Differentiable Tripartite Modularity for Clustering Heterogeneous Graphs
Benoît Hurpeau
TL;DR
This work tackles unsupervised clustering of heterogeneous tripartite graphs where interactions are mediated by a pivot node. It defines a differentiable tripartite modularity based on mediated co-paths $X \rightarrow Y \rightarrow Z$, with an exact factorization that avoids dense third-order tensors. A pivot-flow normalization term bounds the influence of high-degree nodes, enabling stable end-to-end optimization with a graph encoder and achieving linear-time complexity in the number of edges. Validation on a large-scale urban cadastral dataset demonstrates robust convergence and spatially coherent partitions, establishing tripartite modularity as a generic building block for unsupervised clustering on complex relational data.
Abstract
Clustering heterogeneous relational data remains a central challenge in graph learning, particularly when interactions involve more than two types of entities. While differentiable modularity objectives such as DMoN have enabled end-to-end community detection on homogeneous and bipartite graphs, extending these approaches to higher-order relational structures remains non-trivial. In this work, we introduce a differentiable formulation of tripartite modularity for graphs composed of three node types connected through mediated interactions. Community structure is defined in terms of weighted co-paths across the tripartite graph, together with an exact factorized computation that avoids the explicit construction of dense third-order tensors. A structural normalization at pivot nodes is introduced to control extreme degree heterogeneity and ensure stable optimization.

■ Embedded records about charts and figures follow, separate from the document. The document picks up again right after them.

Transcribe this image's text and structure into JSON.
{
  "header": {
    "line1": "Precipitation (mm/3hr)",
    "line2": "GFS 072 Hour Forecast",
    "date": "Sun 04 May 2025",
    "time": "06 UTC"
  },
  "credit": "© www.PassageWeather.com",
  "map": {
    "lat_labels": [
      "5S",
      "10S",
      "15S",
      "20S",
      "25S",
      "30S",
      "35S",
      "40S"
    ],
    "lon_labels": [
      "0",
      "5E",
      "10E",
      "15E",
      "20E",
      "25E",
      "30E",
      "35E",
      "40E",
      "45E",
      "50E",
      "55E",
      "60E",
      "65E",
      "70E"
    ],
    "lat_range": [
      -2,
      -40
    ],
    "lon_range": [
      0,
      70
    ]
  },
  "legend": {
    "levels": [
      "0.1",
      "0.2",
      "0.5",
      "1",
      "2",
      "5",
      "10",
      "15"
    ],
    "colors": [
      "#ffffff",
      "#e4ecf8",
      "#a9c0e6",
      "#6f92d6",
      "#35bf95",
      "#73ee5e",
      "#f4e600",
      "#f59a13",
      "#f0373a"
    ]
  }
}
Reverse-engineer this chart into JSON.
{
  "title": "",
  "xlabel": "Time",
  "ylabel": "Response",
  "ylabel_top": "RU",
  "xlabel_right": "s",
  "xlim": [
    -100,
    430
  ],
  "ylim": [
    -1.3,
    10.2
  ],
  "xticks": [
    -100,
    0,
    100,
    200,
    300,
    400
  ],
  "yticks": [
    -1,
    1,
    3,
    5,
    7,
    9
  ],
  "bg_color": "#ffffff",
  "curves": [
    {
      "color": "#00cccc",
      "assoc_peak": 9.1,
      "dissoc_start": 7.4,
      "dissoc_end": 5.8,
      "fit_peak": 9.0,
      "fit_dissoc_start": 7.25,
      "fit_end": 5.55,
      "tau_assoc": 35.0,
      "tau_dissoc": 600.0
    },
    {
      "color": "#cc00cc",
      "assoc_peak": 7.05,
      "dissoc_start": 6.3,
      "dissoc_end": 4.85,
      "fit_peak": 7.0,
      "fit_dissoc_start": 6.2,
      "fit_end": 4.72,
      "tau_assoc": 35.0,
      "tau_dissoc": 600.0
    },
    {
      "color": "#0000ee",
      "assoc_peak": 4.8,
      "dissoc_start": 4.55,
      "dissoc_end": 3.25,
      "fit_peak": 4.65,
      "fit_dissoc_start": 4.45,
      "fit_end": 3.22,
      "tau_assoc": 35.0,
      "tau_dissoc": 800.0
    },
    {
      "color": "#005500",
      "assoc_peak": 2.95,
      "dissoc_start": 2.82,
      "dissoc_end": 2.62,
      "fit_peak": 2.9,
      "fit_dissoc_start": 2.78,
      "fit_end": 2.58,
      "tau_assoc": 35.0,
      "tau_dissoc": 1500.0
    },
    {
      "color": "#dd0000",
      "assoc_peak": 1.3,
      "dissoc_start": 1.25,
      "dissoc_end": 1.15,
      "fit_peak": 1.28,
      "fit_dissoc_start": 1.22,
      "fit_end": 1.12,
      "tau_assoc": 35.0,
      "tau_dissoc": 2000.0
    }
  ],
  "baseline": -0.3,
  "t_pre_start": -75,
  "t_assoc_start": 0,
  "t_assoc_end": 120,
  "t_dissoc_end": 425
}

The resulting objective can be optimized jointly with a graph neural network in an end-to-end manner, while retaining linear complexity in the number of edges. We validate the proposed framework on large-scale urban cadastral data, where it exhibits robust convergence behavior and produces spatially coherent partitions. These results highlight differentiable tripartite modularity as a generic methodological building block for unsupervised clustering of heterogeneous graphs.